Hurt feelings are no fun—so when a girl feels her friend wasn’t nice, all she can think to do is to hurt her friend in return. Little does the girl know, she’s leaning on a wise, old tree who has seen this sort of hurtful cycle before. Elm tree is ready to lend some gentle wisdom and help the girl find a more kind and respectful way to work out her friendship troubles.
Follow the story through a few surprises and chuckles as the girl learns lessons on respect, empathy, and how to persevere through a difficult moment. In the end, children see how good it feels to treat others as you’d like to be treated.
Find free printable activities that work with the story and build on the lessons on respect, friendship, and perseverance at TalkingTreeBooks.com .

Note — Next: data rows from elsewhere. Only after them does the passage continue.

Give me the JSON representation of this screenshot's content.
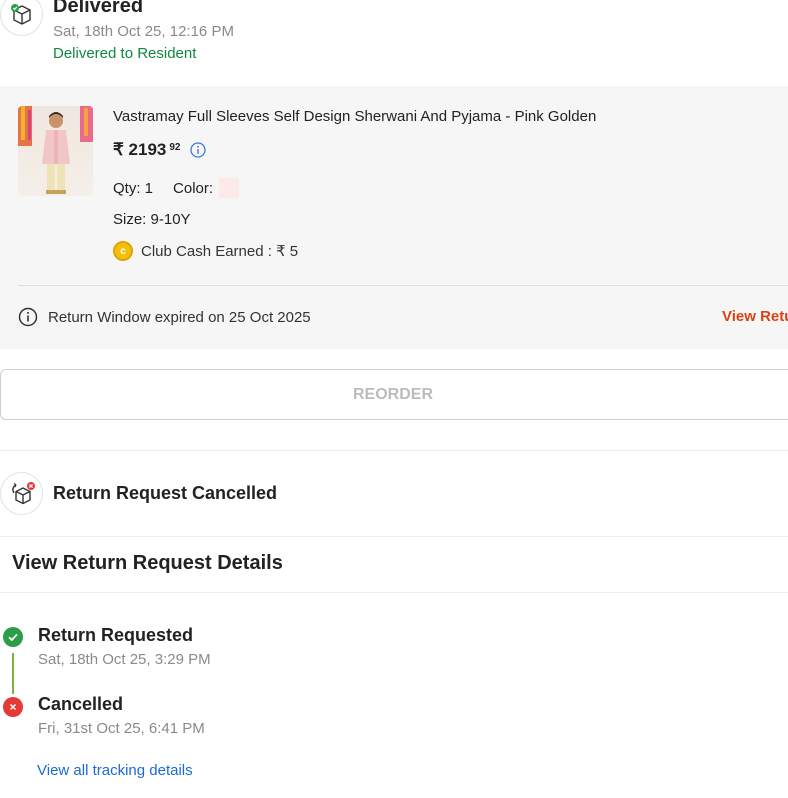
{
  "delivery": {
    "icon": "package-check-icon",
    "title": "Delivered",
    "date": "Sat, 18th Oct 25, 12:16 PM",
    "note": "Delivered to Resident"
  },
  "item": {
    "name": "Vastramay Full Sleeves Self Design Sherwani And Pyjama - Pink Golden",
    "price_main": "₹ 2193",
    "price_fraction": "92",
    "qty": "Qty: 1",
    "color_label": "Color:",
    "color_value": "#fde8ea",
    "size": "Size: 9-10Y",
    "club_cash": "Club Cash Earned : ₹ 5",
    "return_window": "Return Window expired on 25 Oct 2025",
    "view_return_link": "View Retu"
  },
  "actions": {
    "reorder_label": "REORDER"
  },
  "return_request": {
    "icon": "package-return-cancel-icon",
    "title": "Return Request Cancelled",
    "details_link": "View Return Request Details"
  },
  "timeline": [
    {
      "title": "Return Requested",
      "date": "Sat, 18th Oct 25, 3:29 PM",
      "status": "done",
      "color": "#2e9d47"
    },
    {
      "title": "Cancelled",
      "date": "Fri, 31st Oct 25, 6:41 PM",
      "status": "cancelled",
      "color": "#e53935"
    }
  ],
  "tracking_link": "View all tracking details"
}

Be Bigger is Book 2 in the Talking with Trees Series of values books for kids. Written for grades K-4, Talking with Trees books and teaching resources engage children emotionally, helping them learn how to use their hearts and minds to guide them toward building good character traits. Talking with Trees books teach social emotional skills through lessons around honesty, respect, responsibility, and empathy
Colleen will tell you that having four kids is great because you can say things like, “It is not ok to roast marshmallows over my scented candle,” and because they are a never-ending supply of material for books. After 15 years in marketing and freelance writing, Colleen first turned to children’s book writing as a project to raise money for a foster home in Beijing, China, where her family was living at the time. Super Easy Storytelling, her first children’s book (written with her daughter), is about how to tell stories together on the fly— which was the family’s way of calming the chaos that comes with four kids in a car, restaurant, or really anyplace they needed to behave. The Talking with Trees series is thanks to the kids as well. Colleen wrote the series based on real experiences with tearful children facing the tough business of growing up into good people. Colleen and her husband live in California with a houseful.